The beer is stale. I haven’t bothered to turn on the lights in the small flophouse room that will be my home tonight. I’m sitting in what once passed as an armchair, drinking the stale beer because it was in the mini fridge, and staring at nothing. Not the neon pitifully flashing in its death throes trying to convince me that the little bar under it will make my evening; not the 40 watt bulb that heralds the bathroom’s location only because I couldn’t find the switch earlier, when I bothered; nothing and everything fill my sight. I know about the spider working its way up the curtain. I know the room is too hot, the beer is stale and exactly what the kids in the adjoining room are doing. I just don’t care.

I give myself a few more minutes of sulking before pulling myself out of the chair and starting for the bath. Lately, I find myself doing that more – thinking about the past while staring at nothing. It’s a bad habit and a bad sign. I have work to do, a paid job, the first in a couple weeks. I freelance when not holding down my own office. I could take more jobs – should take more jobs – but lately, I’m not interested.

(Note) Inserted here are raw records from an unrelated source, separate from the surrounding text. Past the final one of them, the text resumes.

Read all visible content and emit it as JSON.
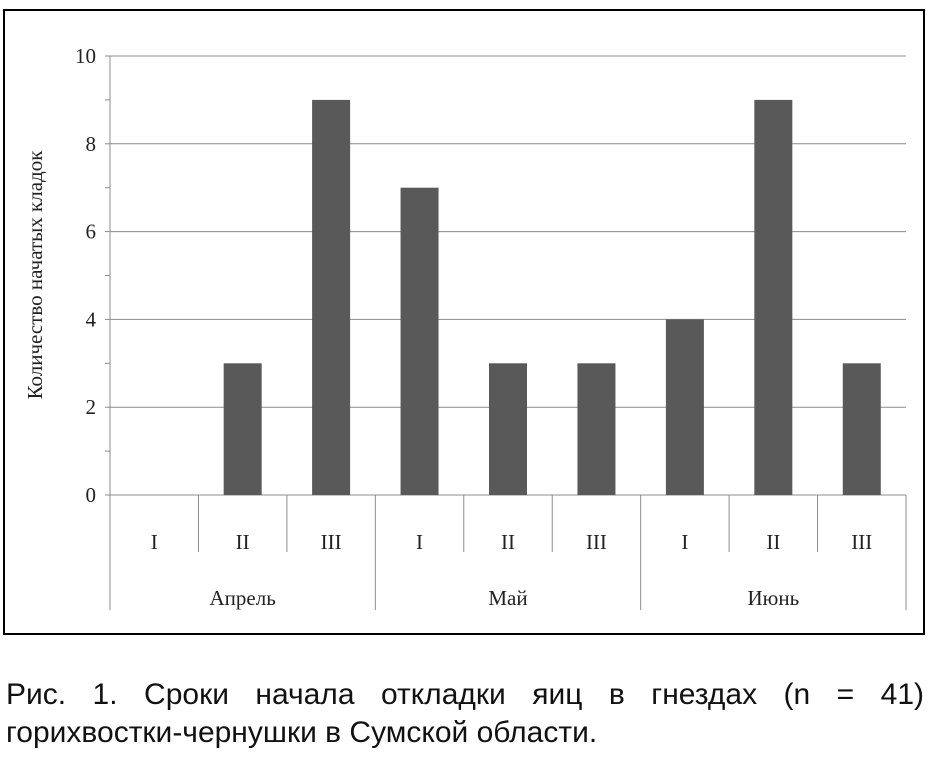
{
  "chart_data": {
    "type": "bar",
    "title": "",
    "xlabel": "",
    "ylabel": "Количество начатых кладок",
    "ylim": [
      0,
      10
    ],
    "yticks": [
      "0",
      "2",
      "4",
      "6",
      "8",
      "10"
    ],
    "grid": true,
    "legend": "none",
    "bar_color": "#595959",
    "categories": [
      "I",
      "II",
      "III",
      "I",
      "II",
      "III",
      "I",
      "II",
      "III"
    ],
    "groups": [
      {
        "label": "Апрель",
        "categories": [
          "I",
          "II",
          "III"
        ]
      },
      {
        "label": "Май",
        "categories": [
          "I",
          "II",
          "III"
        ]
      },
      {
        "label": "Июнь",
        "categories": [
          "I",
          "II",
          "III"
        ]
      }
    ],
    "values": [
      0,
      3,
      9,
      7,
      3,
      3,
      4,
      9,
      3
    ]
  },
  "caption": {
    "line1": "Рис. 1. Сроки начала откладки яиц в гнездах (n = 41)",
    "line2": "горихвостки-чернушки в Сумской области."
  }
}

My secretary, Sonia, is interested. I have a choice now of actually bringing in revenue or having my backside kicked by a middle aged Russian Jew whose own kids are still in therapy years after fleeing the nest. That’s not fair, I know. I’m taking a colder shower than I’d like and in an already foul mood. Without Sonia, I’d probably sit in some flophouse armchair somewhere until I starved. She’s good for my business, good for me and only one of her thirty kids ever had therapy anyway. I get out of the shower and stop moping about working when I don’t want to.

Dressing, I start to sharpen up. The still mostly full can of beer quenched my thirst but not my senses – that I was doing by myself. I remind myself to grab a six pack of diet soda on the way back. I hate beer, stale or otherwise.

I’m getting back into my own skin in a way. I feel most like myself – the self I want to be anyway – when I’m working. I grab the tablet and run over the files Sonia sent earlier. Secretaries might be a thing of the past, but Sonia is worth her weight in gold in my business.

Tablet locked away in the briefcase, which is now chained to the bed, I slip the phone off the charger and into my jacket pocket. The .45 is in the holster as I swing the jacket over it. Anyone that knows what to look for can see that I’m carrying – which is fine by me. I don’t want surprise – I want intimidation.

Time to go. I step out the door and lock it. I check out the parking lot from the balcony walkway. I look down and see the bags of trash tossed out by the young acrobats in the next room.

For a moment, I’m six again. I’m sitting outside my mother’s rundown apartment on the bags of trash where my ‘uncle’ left me. I’m discarded – just like the trash.

But only for a moment. Sulking over the past is over for tonight. Time to go to work – find Mr. and Mrs. Allen’s runaway little girl and do what’s needed to get the stupid brat home.

Time to go find Miss Camily Aurora Allen. I’m Robert David Hund and I’ve got a job to do.